Argo, EmArcy and Verve Small Group Buddy Rich Sessions
Buddy Rich was, among many other things, the quintessential big-band drummer: As he proved on countless bandstands over a half-century career, he could kick-start a horn section with pitch-perfect brawn and brio. But Rich also led plenty of small and midsize combos over the years. This box set chronicles a handful of them, from 1953 to 1961, and makes the case for Rich as a galvanizing drummer in any setting, as well as a gifted, if limited, ensemble leader.
This was a rather unsettled time in Rich’s career. He had already become a household name, more or less, by way of an association with producer Norman Granz. But he had yet to find success with a big band of his own; these sessions cover a period in which he marked time with the orchestras of Tommy Dorsey and Harry James, played Granz’s Jazz at the Philharmonic and took a crack at becoming a popular singer. That last struggle is especially well documented in John McDonough’s liner essay, which takes a warmly affectionate tone. McDonough may have played it too nice; to judge by the only vocal side included here—“Bongo, Bass and Guitar,” a song as smart as it sounds—it’s to the benefit of all involved that Rich was forced to keep his day job.
He was, after all, an astonishing drummer. That much is evident on the earliest material here, which drafts trumpeter Harry “Sweets” Edison and a handful of others into what might best be described as an eight-piece little big band. A previously unheard alternate take of Johnny Mandel’s “Strike It Rich” features a blistering open-form drum coda that should leave even seasoned Richophiles agape; it’s fiercer and more cohesive than the version issued by Granz. Similar pleasures distinguish “The Monster,” a Rich original recorded in 1955; except that in that case, he’s nearly upstaged by the silvery technique of pianist Oscar Peterson, and evenly matched by trumpeters Thad Jones and Joe Newman, tenor saxophonists Ben Webster and Frank Wess, rhythm guitarist Freddie Green and bassist Ray Brown. If the lineup conjures visions of small-group Basie, you’ve got the right idea.
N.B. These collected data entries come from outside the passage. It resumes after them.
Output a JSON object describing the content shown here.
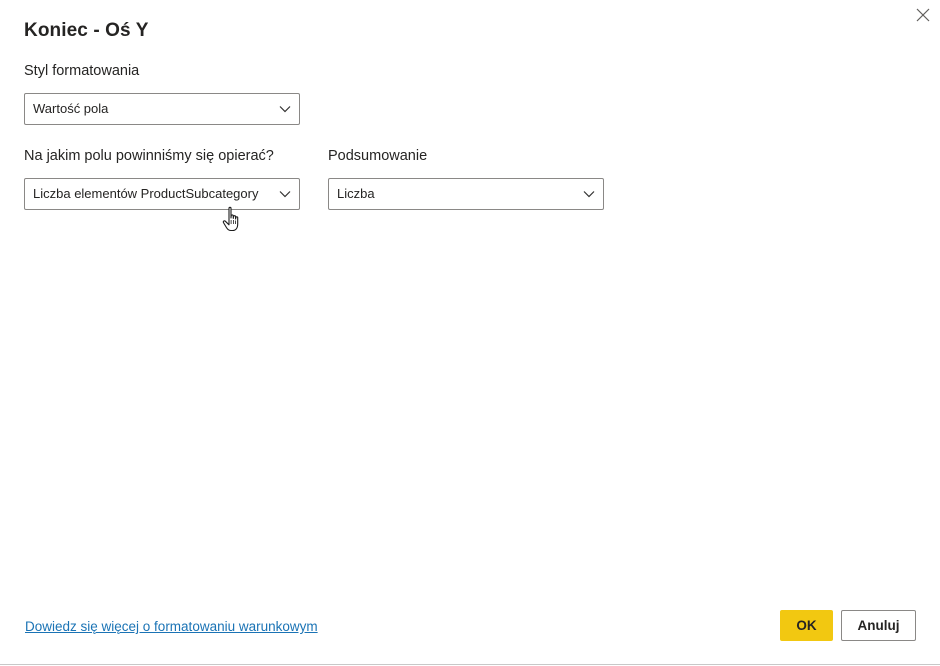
{
  "dialog": {
    "title": "Koniec - Oś Y",
    "close_icon": "close-icon"
  },
  "format_style": {
    "label": "Styl formatowania",
    "value": "Wartość pola"
  },
  "based_on_field": {
    "label": "Na jakim polu powinniśmy się opierać?",
    "value": "Liczba elementów ProductSubcategory"
  },
  "summarization": {
    "label": "Podsumowanie",
    "value": "Liczba"
  },
  "footer": {
    "learn_more_link": "Dowiedz się więcej o formatowaniu warunkowym",
    "ok_label": "OK",
    "cancel_label": "Anuluj"
  },
  "colors": {
    "accent": "#f2c811",
    "link": "#1a73b5",
    "border": "#8a8886",
    "text": "#252423"
  },
  "icons": {
    "dropdown": "chevron-down-icon",
    "cursor": "hand-pointer-icon"
  }
}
In fact, a later session included here would eventually produce a good album called This One’s for Basie, featuring Marty Paich’s arrangements for an 11-piece band. But first there was the matter of bebop, momentarily appearing in the personage of alto saxophonist Sonny Criss on a perfectly pleasant 1955 date that also includes Edison, pianist Jimmy Rowles and bassist John Simmons. Rich, never bop’s biggest fan, backs Criss’ choruses with competence but not much palpable enjoyment. Certainly he sounds much happier a couple years later in the company of tenor saxophonist Flip Phillips, on a crackling live performance that Verve would later release as Buddy Rich in Miami.
Rich’s efforts to stay contemporary during this era had at least one happy consequence: the formation of a sleek ensemble featuring the vibraphone prodigy Mike Mainieri. The last three discs of this set document that group, which variously had six or seven members and enjoyed moderate commercial success. Its first date, for EmArcy, includes a couple of Ernie Wilkins tunes—“Astronaut” and “Miss Bessie’s Cookin’”—that probably should have caught on in modern jazz circles. On later sessions for Argo, the band sports a frontline of flute, vibes and piano, sounding positively Manciniesque.
An unreleased 1961 session comprises most of disc six and it’s fluff worth hearing, if only for Mainieri and flutist Sam Most. The proof of Rich’s commercial aim is evident not only in the group’s lightweight design, but also in his uncharacteristic self-effacement: He hardly breaks a sweat. Musically speaking, it’s both a blessing and a curse.